After a no vote and after any further threat of independence has been removed, I don't see what could possibly move these politicians to hand over more power to the Scots: rather, they'll look to take powers away and slash the Barnett Formula once and for all.

LEFT-WING POLITICS
I'm an unashamed leftie. Left-wing politics are drowned out in Westminster, with the Tories moving more and more to the right, and Labour following them in pursuit of middle England votes. With UKIP now on the scene, the situation can only get worse, with more anti-immigration and anti-EU politicians surely fighting their way into the House of Commons in 2015.

In an independent Scotland, the right wing will still exist with a revitalised Scottish Conserviative party. Clearly there are still people in Scotland who share UKIP's concerns: 10% of Scottish voters opted for them in the European elections. But, importantly, there will be balance. Scottish Labour can return to their roots, no longer shackled to their diametrically-opposed southern counterparts. With their founding goal achieved, the SNP might factionalise, giving Scots even more political choices, not forgetting the share of votes for the Greens and various socialist parties.
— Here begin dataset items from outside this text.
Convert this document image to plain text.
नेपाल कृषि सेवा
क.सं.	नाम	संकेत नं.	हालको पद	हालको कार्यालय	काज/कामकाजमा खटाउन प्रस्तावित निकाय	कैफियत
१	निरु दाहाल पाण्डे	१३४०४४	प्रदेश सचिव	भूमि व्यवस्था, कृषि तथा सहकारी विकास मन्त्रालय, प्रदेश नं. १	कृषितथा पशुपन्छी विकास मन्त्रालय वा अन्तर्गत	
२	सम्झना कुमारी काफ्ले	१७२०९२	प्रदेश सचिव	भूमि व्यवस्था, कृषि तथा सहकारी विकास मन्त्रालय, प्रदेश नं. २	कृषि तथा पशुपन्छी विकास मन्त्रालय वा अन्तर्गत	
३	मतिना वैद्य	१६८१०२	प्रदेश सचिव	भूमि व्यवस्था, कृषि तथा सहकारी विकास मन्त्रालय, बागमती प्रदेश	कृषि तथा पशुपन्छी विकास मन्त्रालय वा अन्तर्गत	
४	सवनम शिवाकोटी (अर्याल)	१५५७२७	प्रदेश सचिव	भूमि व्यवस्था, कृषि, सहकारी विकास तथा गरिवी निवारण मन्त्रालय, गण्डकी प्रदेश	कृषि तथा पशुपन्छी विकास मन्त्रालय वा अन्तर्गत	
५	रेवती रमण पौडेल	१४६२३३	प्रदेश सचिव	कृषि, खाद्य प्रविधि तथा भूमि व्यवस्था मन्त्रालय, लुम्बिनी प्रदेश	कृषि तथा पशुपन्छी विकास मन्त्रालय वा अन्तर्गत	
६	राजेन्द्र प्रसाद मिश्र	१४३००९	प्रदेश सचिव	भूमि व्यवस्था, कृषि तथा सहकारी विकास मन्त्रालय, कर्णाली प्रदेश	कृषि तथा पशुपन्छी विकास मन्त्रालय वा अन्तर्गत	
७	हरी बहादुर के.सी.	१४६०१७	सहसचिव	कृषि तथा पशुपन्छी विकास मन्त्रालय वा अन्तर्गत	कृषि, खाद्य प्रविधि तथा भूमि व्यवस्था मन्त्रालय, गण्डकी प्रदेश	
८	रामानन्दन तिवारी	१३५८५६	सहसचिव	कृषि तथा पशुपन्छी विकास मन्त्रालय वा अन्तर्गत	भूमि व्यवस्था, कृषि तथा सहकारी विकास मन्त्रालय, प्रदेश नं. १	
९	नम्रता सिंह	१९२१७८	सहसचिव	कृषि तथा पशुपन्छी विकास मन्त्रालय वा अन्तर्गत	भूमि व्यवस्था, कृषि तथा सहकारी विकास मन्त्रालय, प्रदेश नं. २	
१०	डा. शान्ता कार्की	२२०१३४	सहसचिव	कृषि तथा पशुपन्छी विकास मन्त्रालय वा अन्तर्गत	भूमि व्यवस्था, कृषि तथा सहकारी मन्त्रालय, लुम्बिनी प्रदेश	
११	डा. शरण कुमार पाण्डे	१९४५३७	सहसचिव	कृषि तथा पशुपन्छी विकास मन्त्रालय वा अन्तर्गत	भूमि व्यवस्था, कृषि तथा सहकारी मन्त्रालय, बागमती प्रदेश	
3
If that's not something that appeals to you more than a UK general election with choices like David Cameron, Boris Johnson, Nick Clegg, Ed Milliband and Nigel Farage, there's something wrong. And that's only in the short-term: looking at the bigger picture, we have the chance to rid ourselves of the private school elite and the unelected House of Lords once and for all. Not just swerving the awful ballot paper on offer in 2015, but every one after, with politicians cut from the same cloth as Cameron et al imposed on us again and again. 

A NEW, EXCITING, WEALTHY COUNTRY
While the UK government has squandered the golden opportunity that North Sea oil promised - using oil and gas receipts to pay for mass unemployment, tax cuts and government spending - we could follow Norway's example and set up a 'rainy day' oil fund. Theirs is currently worth around £450 billion!

The UK is on its way to being the most unequal society in the Western world. It has lost its AAA rating. Austerity measures are set to continue, with 450,000 jobs to go next year, and the pinch of benefits cuts and the bedroom tax still being felt across the nation.

This is our chance to break away from all of that. 

The Financial Times believes that an independent Scotland would be one of the wealthiest countries in the world. In fact, we would be the wealthiest country ever to become independent - no nation breaking away has ever had a better start than the chance we have on offer.

With the oil resources we're already drilling for - not forgetting massive new fields discovered off Shetland, and exploration to discover just how much oil lies off the south of Arran - Scotland has an economy on which to build a wealthy, new, independent nation. Throw in a whisky industry with exports worth £4.2 billion, a food and drink industry worth £10 billion, tourism which generates over £5 billion and 200,000 jobs, the Scottish construction industry worth around £21.4 billion annually and agricultural output worth £2.7 billion, it's clear that the Scottish economy is ripe for independence.

The OECD reckons we would be the 14th wealthiest nation in the world - ahead of close to 200 other nations - so it's beyond doubt that we would survive on our own. We would flourish.